Моя мать — Марина Цветаева - страница 34

Шрифт
Интервал

стр.

В эту же зиму умерла моя младшая сестра Ирина – та, что пила молоко, – крутолобая, в буйных светлых локонах, сероглазая девочка, все распевавшая «Маена, Маена моя!» (Марина моя!) – и как-то даже естественным показалось, что пересохла и молочная струйка, питавшая ее.

В постоянстве Дуниных приходов, в кроткой обреченности, с которой брала она за бесценное молоко ничего не стоившие бумажные тысячи и миллионы, а не меняла его, как все «деревенские», на вещи, в той щедрости, с которой отмеряла его в подставленную кастрюлю, было нечто, роднившее ее с самой Мариной, столь отзывчивой и столь не «деловой».

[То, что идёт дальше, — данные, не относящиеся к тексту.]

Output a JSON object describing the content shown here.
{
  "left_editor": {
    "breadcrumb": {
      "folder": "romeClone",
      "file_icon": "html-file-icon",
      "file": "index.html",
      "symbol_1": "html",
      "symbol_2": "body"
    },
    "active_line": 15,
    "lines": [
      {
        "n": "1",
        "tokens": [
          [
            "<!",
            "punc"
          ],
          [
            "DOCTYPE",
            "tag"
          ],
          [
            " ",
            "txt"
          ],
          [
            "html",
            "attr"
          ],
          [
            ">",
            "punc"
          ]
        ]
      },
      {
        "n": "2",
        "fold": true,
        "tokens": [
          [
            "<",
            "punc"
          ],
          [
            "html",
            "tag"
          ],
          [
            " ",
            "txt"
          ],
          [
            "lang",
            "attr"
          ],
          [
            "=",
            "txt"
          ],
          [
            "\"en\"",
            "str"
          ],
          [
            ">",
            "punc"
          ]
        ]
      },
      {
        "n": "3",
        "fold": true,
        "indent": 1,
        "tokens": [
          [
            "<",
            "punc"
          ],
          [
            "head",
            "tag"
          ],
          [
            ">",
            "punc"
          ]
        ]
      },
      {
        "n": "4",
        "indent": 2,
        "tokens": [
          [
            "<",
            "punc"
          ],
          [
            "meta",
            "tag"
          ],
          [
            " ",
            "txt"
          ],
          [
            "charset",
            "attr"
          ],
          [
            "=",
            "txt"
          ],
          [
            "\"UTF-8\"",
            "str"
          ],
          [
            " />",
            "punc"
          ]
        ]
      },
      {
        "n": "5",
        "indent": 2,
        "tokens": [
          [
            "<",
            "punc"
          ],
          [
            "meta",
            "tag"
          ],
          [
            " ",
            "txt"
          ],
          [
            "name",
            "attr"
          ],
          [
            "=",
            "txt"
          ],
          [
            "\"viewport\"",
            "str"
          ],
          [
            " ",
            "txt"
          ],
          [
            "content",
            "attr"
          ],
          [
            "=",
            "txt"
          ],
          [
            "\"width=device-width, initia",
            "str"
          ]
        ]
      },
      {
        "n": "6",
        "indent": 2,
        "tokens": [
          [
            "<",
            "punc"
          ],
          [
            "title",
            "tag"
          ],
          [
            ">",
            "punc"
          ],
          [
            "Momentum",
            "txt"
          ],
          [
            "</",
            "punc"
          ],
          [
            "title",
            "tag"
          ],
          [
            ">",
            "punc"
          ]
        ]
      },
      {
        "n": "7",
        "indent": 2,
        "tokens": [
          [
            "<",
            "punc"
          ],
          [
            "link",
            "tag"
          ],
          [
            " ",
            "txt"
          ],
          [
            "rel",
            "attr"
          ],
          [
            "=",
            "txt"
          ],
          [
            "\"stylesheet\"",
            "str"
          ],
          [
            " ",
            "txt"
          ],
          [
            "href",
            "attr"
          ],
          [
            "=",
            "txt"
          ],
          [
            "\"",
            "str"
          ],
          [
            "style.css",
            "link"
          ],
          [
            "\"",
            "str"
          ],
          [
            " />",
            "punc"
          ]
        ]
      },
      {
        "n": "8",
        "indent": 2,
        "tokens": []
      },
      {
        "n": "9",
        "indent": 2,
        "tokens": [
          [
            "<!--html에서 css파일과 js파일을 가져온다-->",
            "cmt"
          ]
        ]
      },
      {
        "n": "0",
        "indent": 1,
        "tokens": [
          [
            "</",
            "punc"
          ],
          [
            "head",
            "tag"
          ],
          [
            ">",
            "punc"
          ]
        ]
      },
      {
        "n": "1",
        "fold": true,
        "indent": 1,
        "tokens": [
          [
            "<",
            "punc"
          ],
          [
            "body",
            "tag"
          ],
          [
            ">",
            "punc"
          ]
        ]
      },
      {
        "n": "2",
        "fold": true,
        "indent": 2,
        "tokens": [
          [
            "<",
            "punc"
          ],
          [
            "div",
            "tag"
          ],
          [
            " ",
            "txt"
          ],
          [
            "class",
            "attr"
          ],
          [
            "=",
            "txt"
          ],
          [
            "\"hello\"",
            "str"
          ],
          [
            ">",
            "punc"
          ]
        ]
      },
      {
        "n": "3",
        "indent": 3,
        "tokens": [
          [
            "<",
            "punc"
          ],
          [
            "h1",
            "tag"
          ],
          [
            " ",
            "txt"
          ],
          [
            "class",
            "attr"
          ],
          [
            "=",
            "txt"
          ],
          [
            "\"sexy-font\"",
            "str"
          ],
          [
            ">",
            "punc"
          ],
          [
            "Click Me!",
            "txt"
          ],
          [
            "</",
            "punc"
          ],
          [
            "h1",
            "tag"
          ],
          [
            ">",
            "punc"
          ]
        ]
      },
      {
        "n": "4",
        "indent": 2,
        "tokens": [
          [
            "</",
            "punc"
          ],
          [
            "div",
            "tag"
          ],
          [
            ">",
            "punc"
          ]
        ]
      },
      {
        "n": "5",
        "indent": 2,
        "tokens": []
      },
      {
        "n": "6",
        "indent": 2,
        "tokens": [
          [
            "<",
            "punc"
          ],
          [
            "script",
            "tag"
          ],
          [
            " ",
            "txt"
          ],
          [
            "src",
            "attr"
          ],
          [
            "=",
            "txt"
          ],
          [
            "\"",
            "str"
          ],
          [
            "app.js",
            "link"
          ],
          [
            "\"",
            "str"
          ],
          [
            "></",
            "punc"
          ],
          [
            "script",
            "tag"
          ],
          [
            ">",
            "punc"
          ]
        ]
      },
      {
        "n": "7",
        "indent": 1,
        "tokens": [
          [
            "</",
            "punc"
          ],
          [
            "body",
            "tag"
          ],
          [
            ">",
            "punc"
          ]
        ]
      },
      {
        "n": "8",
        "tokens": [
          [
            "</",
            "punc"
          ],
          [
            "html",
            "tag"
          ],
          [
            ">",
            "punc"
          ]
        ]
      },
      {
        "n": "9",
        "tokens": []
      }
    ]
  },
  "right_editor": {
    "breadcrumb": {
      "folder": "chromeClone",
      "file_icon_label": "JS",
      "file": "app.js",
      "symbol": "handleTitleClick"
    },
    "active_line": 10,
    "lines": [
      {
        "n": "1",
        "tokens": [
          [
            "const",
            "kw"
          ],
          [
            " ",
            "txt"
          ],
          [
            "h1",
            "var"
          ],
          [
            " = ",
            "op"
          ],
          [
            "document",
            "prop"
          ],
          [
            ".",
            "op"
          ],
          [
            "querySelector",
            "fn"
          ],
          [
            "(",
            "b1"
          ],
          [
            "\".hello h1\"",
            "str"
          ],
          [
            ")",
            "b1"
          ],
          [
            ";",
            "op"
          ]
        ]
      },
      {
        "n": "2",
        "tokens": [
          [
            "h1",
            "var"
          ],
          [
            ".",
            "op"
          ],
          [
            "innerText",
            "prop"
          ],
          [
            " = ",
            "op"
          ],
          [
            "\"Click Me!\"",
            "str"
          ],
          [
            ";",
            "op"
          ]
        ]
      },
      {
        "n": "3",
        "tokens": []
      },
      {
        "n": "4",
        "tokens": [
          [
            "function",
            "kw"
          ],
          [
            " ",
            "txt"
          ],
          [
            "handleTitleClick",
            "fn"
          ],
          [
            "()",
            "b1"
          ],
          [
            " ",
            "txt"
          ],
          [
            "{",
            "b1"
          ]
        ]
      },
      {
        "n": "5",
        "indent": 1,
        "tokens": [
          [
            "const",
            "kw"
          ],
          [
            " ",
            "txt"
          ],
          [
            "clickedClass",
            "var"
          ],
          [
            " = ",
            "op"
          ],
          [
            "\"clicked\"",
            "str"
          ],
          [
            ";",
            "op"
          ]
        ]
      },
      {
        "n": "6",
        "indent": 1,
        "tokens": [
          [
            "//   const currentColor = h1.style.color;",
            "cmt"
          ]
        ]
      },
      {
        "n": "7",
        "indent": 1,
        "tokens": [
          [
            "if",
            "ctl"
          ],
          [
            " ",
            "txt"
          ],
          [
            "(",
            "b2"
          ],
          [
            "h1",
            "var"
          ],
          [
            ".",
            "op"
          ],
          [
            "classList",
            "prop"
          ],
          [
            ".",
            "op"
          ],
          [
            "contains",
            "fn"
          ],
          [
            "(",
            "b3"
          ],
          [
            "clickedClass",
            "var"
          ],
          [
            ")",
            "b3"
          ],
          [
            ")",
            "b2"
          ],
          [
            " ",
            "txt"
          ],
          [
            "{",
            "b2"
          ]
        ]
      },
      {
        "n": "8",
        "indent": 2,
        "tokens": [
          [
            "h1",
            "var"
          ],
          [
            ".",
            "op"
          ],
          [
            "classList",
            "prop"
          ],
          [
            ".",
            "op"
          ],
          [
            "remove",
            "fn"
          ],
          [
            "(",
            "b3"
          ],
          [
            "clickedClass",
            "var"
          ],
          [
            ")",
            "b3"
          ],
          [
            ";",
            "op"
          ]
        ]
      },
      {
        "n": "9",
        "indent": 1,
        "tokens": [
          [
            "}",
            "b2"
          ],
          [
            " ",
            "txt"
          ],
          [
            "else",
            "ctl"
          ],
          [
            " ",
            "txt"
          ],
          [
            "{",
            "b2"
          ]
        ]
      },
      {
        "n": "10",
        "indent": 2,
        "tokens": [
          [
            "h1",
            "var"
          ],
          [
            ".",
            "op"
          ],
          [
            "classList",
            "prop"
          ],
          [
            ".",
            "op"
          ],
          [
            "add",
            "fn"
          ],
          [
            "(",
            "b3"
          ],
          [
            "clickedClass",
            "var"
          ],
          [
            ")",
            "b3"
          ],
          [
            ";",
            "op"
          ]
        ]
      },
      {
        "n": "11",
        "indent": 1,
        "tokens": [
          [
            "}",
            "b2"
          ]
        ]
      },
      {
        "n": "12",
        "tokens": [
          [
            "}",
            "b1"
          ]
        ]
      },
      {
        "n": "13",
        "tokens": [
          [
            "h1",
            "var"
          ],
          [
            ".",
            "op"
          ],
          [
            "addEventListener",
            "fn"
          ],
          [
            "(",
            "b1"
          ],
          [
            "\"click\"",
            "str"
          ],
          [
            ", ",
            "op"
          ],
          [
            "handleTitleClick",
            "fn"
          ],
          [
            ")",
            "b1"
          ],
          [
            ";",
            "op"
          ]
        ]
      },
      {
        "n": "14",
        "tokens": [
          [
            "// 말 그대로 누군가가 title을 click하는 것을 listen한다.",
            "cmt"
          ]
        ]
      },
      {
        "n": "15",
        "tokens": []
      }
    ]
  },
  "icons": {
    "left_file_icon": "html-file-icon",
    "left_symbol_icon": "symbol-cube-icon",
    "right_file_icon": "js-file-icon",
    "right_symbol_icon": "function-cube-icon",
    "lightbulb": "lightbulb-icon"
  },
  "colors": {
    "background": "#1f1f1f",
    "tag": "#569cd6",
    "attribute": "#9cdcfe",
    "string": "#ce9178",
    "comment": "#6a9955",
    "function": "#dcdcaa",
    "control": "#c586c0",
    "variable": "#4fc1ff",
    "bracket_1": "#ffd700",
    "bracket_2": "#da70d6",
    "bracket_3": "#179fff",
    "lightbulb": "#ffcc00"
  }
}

Они подружились по-своему – странная «барыня» и странная молочница. Дружба эта – двух матерей – почти не нуждалась в словах; у Марины нас было двое, а у Дуни – три сына и две дочки; Марина часто дарила Дуне что-нибудь из нашего хаотического хозяйства, а та – не обессудьте! не побрезгуйте! – угощала нас мятыми, картофельно-ржаными лепешками, а то и совала Ирине крутое, придавленное в поездной толчее, яйцо.

Черты Дуниного лица были строгие, а выражение – мягкое, как бы прислушивающееся, чуть удивленное и виноватое. Сколько ей могло быть лет? – не знаю; материнские лица вне возраста.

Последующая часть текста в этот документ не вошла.